An Air Transat A321neoLR at Montréal Pierre Elliott Trudeau Airport. Photo: Capt. Bradley Small (Air Transat)
For the Air Transat pilots’ Master Executive Council (MEC), the focus of 2021 was ensuring that the pilot group survived the pandemic. In 2022, the focus shifted to reintroducing the pilots onto the flight deck and working with management to ensure the airline’s long-term viability. With the Canadian aviation industry ramping back up and Air Transat’s increased loads, it was clear that the airline would need to rehire all of the remaining pilots who were laid off.
In the spring, management met with MEC leaders to discuss transitioning from being a strictly vacation carrier to a scheduled-service airline, outline its strategic plan, and introduce Marc-Philippe Lumpé, its new COO, who’d be leading the change. Lumpé was replacing Jean-François Lemay, who’d helmed Air Transat since 2013.

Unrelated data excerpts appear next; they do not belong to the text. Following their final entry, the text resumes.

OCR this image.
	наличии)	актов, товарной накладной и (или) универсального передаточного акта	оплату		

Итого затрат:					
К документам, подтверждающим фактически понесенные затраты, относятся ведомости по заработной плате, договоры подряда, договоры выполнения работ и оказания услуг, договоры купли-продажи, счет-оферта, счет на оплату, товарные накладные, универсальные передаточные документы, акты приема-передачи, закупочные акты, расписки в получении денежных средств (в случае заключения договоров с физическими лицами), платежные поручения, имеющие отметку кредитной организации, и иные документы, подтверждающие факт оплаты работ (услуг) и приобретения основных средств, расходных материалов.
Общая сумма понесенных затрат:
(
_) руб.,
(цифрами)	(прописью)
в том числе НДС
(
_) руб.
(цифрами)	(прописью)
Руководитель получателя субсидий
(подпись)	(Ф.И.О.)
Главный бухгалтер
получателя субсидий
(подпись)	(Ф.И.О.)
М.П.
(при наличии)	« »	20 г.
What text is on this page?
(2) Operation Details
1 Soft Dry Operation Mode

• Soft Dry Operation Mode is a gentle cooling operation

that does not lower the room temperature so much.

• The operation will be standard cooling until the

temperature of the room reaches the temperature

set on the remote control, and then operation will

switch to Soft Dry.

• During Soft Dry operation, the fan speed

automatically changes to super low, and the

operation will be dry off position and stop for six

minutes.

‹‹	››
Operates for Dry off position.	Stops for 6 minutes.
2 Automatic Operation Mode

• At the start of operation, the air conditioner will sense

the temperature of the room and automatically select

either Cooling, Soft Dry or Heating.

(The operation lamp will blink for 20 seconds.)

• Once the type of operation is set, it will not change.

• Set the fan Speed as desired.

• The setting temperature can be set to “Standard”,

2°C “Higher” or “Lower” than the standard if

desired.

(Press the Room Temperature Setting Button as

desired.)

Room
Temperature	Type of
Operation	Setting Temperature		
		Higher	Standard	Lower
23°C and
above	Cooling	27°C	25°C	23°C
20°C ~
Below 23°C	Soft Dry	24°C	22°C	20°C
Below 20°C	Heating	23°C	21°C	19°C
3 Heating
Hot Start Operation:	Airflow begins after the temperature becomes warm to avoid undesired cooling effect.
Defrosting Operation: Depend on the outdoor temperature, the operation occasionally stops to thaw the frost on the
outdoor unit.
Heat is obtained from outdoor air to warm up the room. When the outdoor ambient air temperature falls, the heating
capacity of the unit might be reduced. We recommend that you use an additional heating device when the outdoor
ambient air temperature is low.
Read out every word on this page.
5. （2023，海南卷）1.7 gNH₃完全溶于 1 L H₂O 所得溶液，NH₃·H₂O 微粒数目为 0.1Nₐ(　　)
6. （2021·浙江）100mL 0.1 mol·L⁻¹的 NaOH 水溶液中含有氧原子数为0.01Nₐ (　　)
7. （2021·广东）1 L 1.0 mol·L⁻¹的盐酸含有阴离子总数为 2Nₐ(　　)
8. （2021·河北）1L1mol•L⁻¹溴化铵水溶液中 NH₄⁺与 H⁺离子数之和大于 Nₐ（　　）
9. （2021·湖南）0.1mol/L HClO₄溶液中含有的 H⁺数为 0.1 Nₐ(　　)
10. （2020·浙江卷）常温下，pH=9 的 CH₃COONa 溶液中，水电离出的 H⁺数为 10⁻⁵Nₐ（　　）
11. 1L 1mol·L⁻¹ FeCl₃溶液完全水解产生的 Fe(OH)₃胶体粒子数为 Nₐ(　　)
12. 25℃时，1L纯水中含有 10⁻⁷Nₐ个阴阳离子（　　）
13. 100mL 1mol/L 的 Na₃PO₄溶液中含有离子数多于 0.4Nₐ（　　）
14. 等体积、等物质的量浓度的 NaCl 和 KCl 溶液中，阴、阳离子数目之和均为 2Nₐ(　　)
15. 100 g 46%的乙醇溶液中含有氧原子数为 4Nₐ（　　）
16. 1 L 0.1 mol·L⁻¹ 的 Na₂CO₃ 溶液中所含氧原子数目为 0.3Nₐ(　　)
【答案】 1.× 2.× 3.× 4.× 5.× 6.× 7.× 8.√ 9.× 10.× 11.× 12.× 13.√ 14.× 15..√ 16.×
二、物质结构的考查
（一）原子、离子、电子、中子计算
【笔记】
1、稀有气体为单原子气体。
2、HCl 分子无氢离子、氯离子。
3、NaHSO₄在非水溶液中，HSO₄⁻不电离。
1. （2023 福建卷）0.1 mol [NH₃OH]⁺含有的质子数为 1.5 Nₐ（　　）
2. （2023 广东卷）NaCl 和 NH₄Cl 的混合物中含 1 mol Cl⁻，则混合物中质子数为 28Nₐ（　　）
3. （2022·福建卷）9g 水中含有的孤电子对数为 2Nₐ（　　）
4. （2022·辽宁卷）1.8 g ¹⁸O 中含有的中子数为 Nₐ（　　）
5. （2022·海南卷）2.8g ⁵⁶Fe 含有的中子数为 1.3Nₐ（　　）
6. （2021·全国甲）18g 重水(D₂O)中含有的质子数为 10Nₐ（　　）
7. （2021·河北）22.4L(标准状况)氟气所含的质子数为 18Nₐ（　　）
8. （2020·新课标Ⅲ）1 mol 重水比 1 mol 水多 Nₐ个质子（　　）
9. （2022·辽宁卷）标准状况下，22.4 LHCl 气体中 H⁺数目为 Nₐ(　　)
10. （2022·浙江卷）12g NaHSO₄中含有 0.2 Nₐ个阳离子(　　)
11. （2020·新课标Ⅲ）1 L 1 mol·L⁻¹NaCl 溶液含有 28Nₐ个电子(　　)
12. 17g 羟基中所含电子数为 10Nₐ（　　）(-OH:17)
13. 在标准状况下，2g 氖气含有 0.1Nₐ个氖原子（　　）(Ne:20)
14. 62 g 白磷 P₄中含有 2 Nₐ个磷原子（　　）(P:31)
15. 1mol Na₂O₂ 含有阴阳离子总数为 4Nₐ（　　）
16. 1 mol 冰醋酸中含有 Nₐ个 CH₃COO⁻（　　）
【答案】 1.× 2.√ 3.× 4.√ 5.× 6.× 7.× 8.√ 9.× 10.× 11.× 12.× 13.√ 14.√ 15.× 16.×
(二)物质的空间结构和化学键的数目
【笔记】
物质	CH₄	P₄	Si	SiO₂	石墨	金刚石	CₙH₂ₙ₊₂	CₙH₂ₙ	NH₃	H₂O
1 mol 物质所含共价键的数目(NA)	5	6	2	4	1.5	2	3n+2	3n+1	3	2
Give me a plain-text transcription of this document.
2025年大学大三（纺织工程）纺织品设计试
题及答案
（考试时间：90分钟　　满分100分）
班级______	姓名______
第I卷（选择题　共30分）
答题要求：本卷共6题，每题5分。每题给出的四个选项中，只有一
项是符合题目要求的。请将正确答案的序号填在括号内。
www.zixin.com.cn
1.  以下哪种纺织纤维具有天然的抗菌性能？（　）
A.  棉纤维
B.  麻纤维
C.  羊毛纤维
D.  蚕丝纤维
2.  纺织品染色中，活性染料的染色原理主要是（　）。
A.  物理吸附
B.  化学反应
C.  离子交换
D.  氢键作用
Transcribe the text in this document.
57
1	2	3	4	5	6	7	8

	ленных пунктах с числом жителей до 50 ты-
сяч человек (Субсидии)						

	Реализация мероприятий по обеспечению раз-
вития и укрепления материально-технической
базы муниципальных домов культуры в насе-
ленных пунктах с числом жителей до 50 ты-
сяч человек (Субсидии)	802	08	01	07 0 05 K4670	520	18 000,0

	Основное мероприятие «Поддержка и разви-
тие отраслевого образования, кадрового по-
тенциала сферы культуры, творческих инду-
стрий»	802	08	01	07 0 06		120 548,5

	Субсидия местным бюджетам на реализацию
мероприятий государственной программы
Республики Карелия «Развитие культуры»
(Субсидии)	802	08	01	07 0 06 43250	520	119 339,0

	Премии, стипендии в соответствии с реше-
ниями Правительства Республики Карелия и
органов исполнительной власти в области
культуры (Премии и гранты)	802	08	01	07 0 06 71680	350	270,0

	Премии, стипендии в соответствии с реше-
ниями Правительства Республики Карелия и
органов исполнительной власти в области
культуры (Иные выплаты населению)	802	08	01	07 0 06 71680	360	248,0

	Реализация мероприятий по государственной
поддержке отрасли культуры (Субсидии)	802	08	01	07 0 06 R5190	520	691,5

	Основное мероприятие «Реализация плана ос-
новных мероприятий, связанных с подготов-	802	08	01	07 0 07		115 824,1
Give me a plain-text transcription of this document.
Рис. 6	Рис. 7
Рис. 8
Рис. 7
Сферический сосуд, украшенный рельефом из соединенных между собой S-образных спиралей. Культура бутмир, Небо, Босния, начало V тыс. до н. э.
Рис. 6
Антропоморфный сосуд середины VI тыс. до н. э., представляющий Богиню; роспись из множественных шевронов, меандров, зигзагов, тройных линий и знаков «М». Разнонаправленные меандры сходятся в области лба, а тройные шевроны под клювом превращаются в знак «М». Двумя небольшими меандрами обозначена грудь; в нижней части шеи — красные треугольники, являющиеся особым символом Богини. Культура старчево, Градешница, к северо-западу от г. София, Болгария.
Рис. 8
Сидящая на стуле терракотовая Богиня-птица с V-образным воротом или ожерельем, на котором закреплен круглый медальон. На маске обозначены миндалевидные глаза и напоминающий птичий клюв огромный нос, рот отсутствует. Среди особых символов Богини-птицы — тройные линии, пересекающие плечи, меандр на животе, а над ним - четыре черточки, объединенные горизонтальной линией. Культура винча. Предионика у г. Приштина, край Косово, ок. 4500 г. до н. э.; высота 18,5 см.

One of Lumpé’s priorities was securing the support of the pilot group. He met with MEC leaders on multiple occasions to establish a new plan for engaging with the MEC moving forward and to build rapport with the pilots who work under a contract ratified in 2015. He also wanted to address the MEC’s concerns regarding the exorbitant cost of long-term disability insurance premiums the pilots were paying.
Air Transat reached a new deal with the MEC in June to extend the pilot group’s collective agreement for an additional 33 months. Hourly pay rates for all pilots were increased by 3 percent effective May 1. And on May 1, 2023, pay rates will rise by another 3 percent. In the final year of the contract, rates will increase by an additional 2.5 percent effective May 1, 2024, for a total increase, including the compounding of rates, to 8.7 percent by the third year.
In July, through the Canadian government’s COVID-19 Economic Response Plan, Air Transat received $100 million in loans from the Large Employer Emergency Financing Facility to assist the airline in its continued recovery from the effects of the pandemic. The funds helped ensure that operations could continue, despite the company’s capital operating challenges.
New MEC officers were elected in August to serve two-year terms. Capt. Bradley Small was elected chair, Capt. Philippe Chartrand vice chair, and F/O Antoine Brebant secretary-treasurer.
The Canadian government dropped all remaining COVID restrictions regarding travel to and within Canada on September 30. “With these restrictions removed, we’re optimistic that travel will continue to increase and return to prepandemic levels,” said Small.
On October 1, Air Transat launched its new branding campaign “Travel Moves Us,” which builds on the airline’s more than 35 years of experience primarily in southern vacation packages and transatlantic flights as it transitions to becoming a scheduled-service carrier.
“The company is currently hiring additional pilots and is on track to hire enough pilots over the next two years to compensate for resignations and the increased number of aircraft in the fleet,” Small remarked. In the fall, Air Transat began hiring 10 pilots per month and expects to increase that number to 20 pilots per month beginning in 2023.
“With the new management restructuring and additional financing, Air Transat’s short- and long-term viability is looking brighter,” observed Small. “Heading into 2023, the MEC’s top priorities will be negotiating new letters of understanding to address quality of life, compensation, and other issues important to the pilot group.”